タンポポの「集合花」1つには,何枚の花びらがあるでしょう。
がんばって数えてみてください。

ちょっとだけヒント。
 わたしたちが「タンポポ」と言っている花には,「セイヨウタンポポ」,「カントウタンポポ」など,いくつかの種類があります。種類によって,花の大きさが少し違うのですが,小さい花なら100枚前後,大きい花なら200枚ぐらい,花びらがあります。
 この花びら1つ1つが,種になるんですから,すごいですね。

 花びらを観察するとき,1つの花びらにおしべとめしべが,ちゃんとくっついているのを観察しましょう。どれがおしべでどれがめしべかな?


 これが,タンポポの花1個。いちばん下が,種になる部分(子房)。
 綿毛もついています。



 セイヨウタンポポの花を半分に切ってみました。
 花の構造がよくわかります。



 さて,タンポポは花が終わると,種を作ります。タンポポの種には綿毛がついていて,風で遠くに飛ばされるのは知っていますよね。そのとき,タンポポにはもうひとつ,種を遠くまで飛ばす工夫があります。

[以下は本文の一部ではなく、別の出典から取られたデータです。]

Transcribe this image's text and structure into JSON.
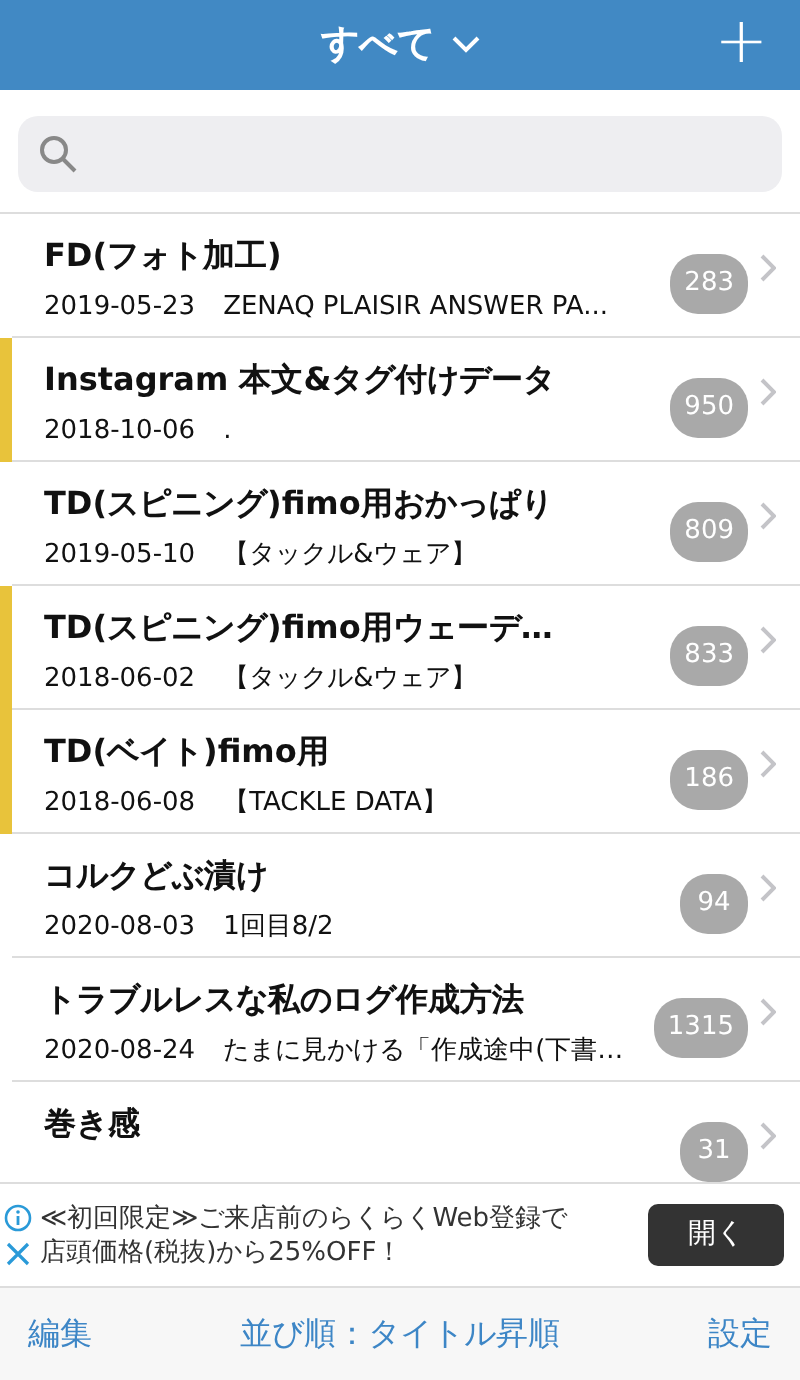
{
  "header": {
    "title": "すべて",
    "add_button": "+"
  },
  "notes": [
    {
      "title": "FD(フォト加工)",
      "date": "2019-05-23",
      "preview": "ZENAQ PLAISIR ANSWER PA...",
      "count": "283",
      "marked": false
    },
    {
      "title": "Instagram 本文&タグ付けデータ",
      "date": "2018-10-06",
      "preview": ".",
      "count": "950",
      "marked": true
    },
    {
      "title": "TD(スピニング)fimo用おかっぱり",
      "date": "2019-05-10",
      "preview": "【タックル&ウェア】",
      "count": "809",
      "marked": false
    },
    {
      "title": "TD(スピニング)fimo用ウェーデ…",
      "date": "2018-06-02",
      "preview": "【タックル&ウェア】",
      "count": "833",
      "marked": true
    },
    {
      "title": "TD(ベイト)fimo用",
      "date": "2018-06-08",
      "preview": "【TACKLE DATA】",
      "count": "186",
      "marked": true
    },
    {
      "title": "コルクどぶ漬け",
      "date": "2020-08-03",
      "preview": "1回目8/2",
      "count": "94",
      "marked": false
    },
    {
      "title": "トラブルレスな私のログ作成方法",
      "date": "2020-08-24",
      "preview": "たまに見かける「作成途中(下書…",
      "count": "1315",
      "marked": false
    },
    {
      "title": "巻き感",
      "count": "31",
      "marked": false
    }
  ],
  "ad": {
    "text": "≪初回限定≫ご来店前のらくらくWeb登録で店頭価格(税抜)から25%OFF！",
    "button": "開く"
  },
  "toolbar": {
    "left": "編集",
    "center": "並び順：タイトル昇順",
    "right": "設定"
  }
}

 タンポポは花が咲き終わると,いちど,茎をかたむけて,風の当たりにくい,低い場所で,種を作り始めます。そして,だんだん種が成熟してくると,こんどは,茎をどんどん伸ばして,種をできるだけ高い場所に持ち上げようとします。こうして,タンポポは,花よりもずっと高いところまで種を持ち上げて,風に乗せるのです。
 では,タンポポの花の高さと種の高さをくらべてみましょう。未成熟な種は,花よりも低い場所に,成熟した種は,花より高い場所にあります。


 3月頃のタンポポのようす。花の高さと種の高さが,おもいっきり違いますね。


 ところで,タンポポの茎は,どのぐらい長くなるのでしょう?
 気温の高い時期のほうが長くなります。
 タンポポが生えている環境条件にもよりますが,5月ごろには,1m近い長さの茎を持ったセイヨウタンポポが見つかることがあります。茎の長いやつは,もう,種が成熟して飛んでゆく準備ができているから,ちょっと失敬して摘んでも,ほとんどダメージにはなりません。子供たちが何人かいたら,誰が一番長いタンポポを見つけるか,競争してみるのも面白いかも。このゲームの最後には,集めたタンポポの種を,みんなでフーッと吹き飛ばして遊びましょう。


【もう少し観察してみよう】(ちょっとくわしい説明)
 タンポポには,いくつかの種類があります。おおざっぱに分けると,日本に昔からある(在来種)黄色いタンポポ,ヨーロッパ原産の黄色いタンポポ,日本在来の白いタンポポの3種類。日本在来の黄色いタンポポは,分類学者によっていろんな説がありますが,いくつかのグループに分けられます。首都圏ではカントウタンポポ,近畿ではカンサイタンポポ,といった分けかたをしています。白いタンポポも何種類かあるのですが,シロバナタンポポが,いちばん普通に見られます。ヨーロッパ産のタンポポはセイヨウタンポポです(アカミタンポポと言う亜種などもありますが…)。どの種類のタンポポが,どんな場所に生えているのか,調べてみると面白いと思います。

 おまけのお話。
 セイヨウタンポポは,明治時代に,最初は「野菜」として日本に入ってきたんだそうです。